Décrire et expliquer le recours aux thérapeutes alternatifs en France

par Albin Guillaud

Projet de thèse en MBS - Modèles, méthodes et algorithmes en biologie, santé et environnement

Sous la direction de Benoît Allenet et de Nicolas Pinsault.

Thèses en préparation à l'Université Grenoble Alpes , dans le cadre de Ingénierie pour la santé la Cognition et l'Environnement , en partenariat avec Techniques de L'Ingénierie Médicale et de la Complexité - Informatique, Mathématiques et Applications. (laboratoire) depuis le 27-03-2017 .


  • Résumé

    Dans les états membres de l'Union européenne, les études de prévalence du recours aux « thérapies alternatives et complémentaires » (TAC) dans la population générale fournissent des résultats hétérogènes allant de 0.3 % à 86 % de « n'importe quelle TAC sur n'importe quelle période de temps » (Eardley et al., 2012). Hors de l'Union Européenne, les études de prévalence du recours aux TAC au cours des 12 derniers mois dans la population générale fournissent des résultats tout aussi hétérogènes allant de 9.8 % à 76 % (Harris et al., 2012). En dépit de cette hétérogénéité, ces études de prévalence ont au moins le mérite d'indiquer que le phénomène existe : de partout dans le monde, des personnes adoptent à des fins sanitaires des comportements tels que l'utilisation de produits, la consultation de thérapeutes ou la mise en œuvre de pratiques alimentaires dont la validité des fondements scientifiques est controversée et les bénéfices incertains. Aux côtés des bénéfices incertains de ces comportements, il existe des risques directs et indirects pour les patients. Ainsi, il est essentiel que les patients aient accès à des informations fiables sur toutes ces thérapeutiques. Le professionnel de santé est en position stratégique pour délivrer ces informations et en discuter avec les patients. En outre, discuter de la question des TAC augmenterait la satisfaction envers la prise en charge à la fois du patient et du professionnel (Roter et al., 2016). Cependant, initier et mener une discussion sur la thématique des TAC avec un patient ne peut pas se faire au hasard et doit-être guider le plus possible par les données issues de la science. Ainsi, il convient de comprendre les raisons et les facteurs qui conduisent les patients à recourir à ces thérapeutiques.
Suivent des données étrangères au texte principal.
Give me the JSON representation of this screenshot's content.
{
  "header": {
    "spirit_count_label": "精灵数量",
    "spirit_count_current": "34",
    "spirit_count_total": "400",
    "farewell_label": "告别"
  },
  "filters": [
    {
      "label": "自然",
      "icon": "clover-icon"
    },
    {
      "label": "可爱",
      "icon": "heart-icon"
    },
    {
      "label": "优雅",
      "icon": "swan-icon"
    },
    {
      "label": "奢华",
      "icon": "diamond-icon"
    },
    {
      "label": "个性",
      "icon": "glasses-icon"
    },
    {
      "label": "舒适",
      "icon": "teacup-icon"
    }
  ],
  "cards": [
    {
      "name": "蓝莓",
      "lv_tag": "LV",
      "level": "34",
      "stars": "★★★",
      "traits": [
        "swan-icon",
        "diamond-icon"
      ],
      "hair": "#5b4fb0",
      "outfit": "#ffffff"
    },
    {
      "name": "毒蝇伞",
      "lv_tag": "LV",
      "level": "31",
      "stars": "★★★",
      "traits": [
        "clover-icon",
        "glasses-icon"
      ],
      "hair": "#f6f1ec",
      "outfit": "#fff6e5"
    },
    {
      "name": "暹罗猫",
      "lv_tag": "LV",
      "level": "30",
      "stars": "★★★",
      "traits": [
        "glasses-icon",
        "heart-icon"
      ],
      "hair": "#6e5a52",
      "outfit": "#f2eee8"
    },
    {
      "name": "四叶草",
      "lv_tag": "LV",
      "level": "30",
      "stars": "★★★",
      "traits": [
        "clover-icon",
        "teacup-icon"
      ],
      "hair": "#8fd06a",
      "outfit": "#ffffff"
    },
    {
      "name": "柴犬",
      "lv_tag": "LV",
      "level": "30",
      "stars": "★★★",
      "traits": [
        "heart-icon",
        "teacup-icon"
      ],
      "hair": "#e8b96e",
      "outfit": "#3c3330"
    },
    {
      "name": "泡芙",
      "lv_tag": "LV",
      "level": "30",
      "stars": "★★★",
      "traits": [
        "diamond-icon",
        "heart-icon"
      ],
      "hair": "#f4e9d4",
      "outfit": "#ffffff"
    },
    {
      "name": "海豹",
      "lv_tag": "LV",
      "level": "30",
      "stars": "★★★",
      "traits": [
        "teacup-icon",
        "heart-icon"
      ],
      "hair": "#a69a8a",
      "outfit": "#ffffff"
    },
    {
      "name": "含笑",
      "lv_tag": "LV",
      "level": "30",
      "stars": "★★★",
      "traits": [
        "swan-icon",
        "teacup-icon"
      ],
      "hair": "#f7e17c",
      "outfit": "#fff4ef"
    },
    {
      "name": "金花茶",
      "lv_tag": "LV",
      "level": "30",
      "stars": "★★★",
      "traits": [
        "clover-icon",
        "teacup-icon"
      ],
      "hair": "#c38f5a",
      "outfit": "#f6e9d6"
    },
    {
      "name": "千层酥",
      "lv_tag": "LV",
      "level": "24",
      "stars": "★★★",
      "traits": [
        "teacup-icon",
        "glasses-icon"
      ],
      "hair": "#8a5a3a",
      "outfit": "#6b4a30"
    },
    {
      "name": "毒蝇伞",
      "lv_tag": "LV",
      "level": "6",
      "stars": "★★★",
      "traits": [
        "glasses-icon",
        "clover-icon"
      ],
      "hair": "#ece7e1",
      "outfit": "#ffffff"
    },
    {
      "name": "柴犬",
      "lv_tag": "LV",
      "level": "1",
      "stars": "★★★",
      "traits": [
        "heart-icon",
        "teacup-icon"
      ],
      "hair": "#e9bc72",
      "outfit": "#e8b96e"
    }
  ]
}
Ceci est d'autant plus important que jusqu'à 77 % des patients n'abordent pas spontanément la question de leurs comportements de santé « additionnels » possible ou effectifs avec un professionnel de santé référent tel que le médecin généraliste (Robinson et al., 2004) Parmi les raisons de ce non-dévoilement, 20 % des patients pensent que le professionnel de santé ne les comprendra pas (Eisenberg et al., 2001). Par ailleurs les professionnels de santé aimeraient être mieux informer pour aborder la question des TAC (Winslow et al., 2002). Un des éléments-clés de la compréhension du recours aux TAC est de déterminer quels sont les facteurs prédictifs du recours à ces thérapeutiques (Siahpush, 2000).

  • Titre traduit

    Describing and Explaining the use of alternative practitioners in France


  • Résumé

    In European Union member states, prevalence studies of the use of "alternative and complementary therapies" (ACTs) in the general population provide heterogeneous results ranging from 0.3% to 86% of "any TAC over any period of time" (Eardley et al., 2012). Outside the European Union, prevalence studies of TAC use over the past 12 months in the general population provide equally heterogeneous results ranging from 9.8% to 76% (Harris et al., 2012). Despite this heterogeneity, these prevalence studies at least have the merit of indicating that the phenomenon exists: from all over the world, people adopt behaviours for health purposes such as the use of products, consultation with therapists or the implementation of dietary practices whose scientific basis is controversial and whose benefits are uncertain. Alongside the uncertain benefits of these behaviours, there are direct and indirect risks for patients. It is therefore essential that patients have access to reliable information on all these therapies. The healthcare professional is in a strategic position to deliver this information and discuss it with patients. In addition, discussing TACs would increase satisfaction with both patient and professional management (Roter et al., 2016). However, initiating and leading a discussion on TACs with a patient cannot be done at random and must be guided as much as possible by scientific data. Thus, it is important to understand the reasons and factors that lead patients to use these therapies. This is all the more important because up to 77% of patients do not spontaneously discuss their possible or actual "additional" health behaviours with a referring health professional such as the general practitioner (Robinson et al., 2004). Health professionals would also like to be better informed to address the issue of TACs (Winslow et al., 2002). One of the key elements in understanding TAC use is to determine which factors predict the use of TACs (Siahpush, 2000).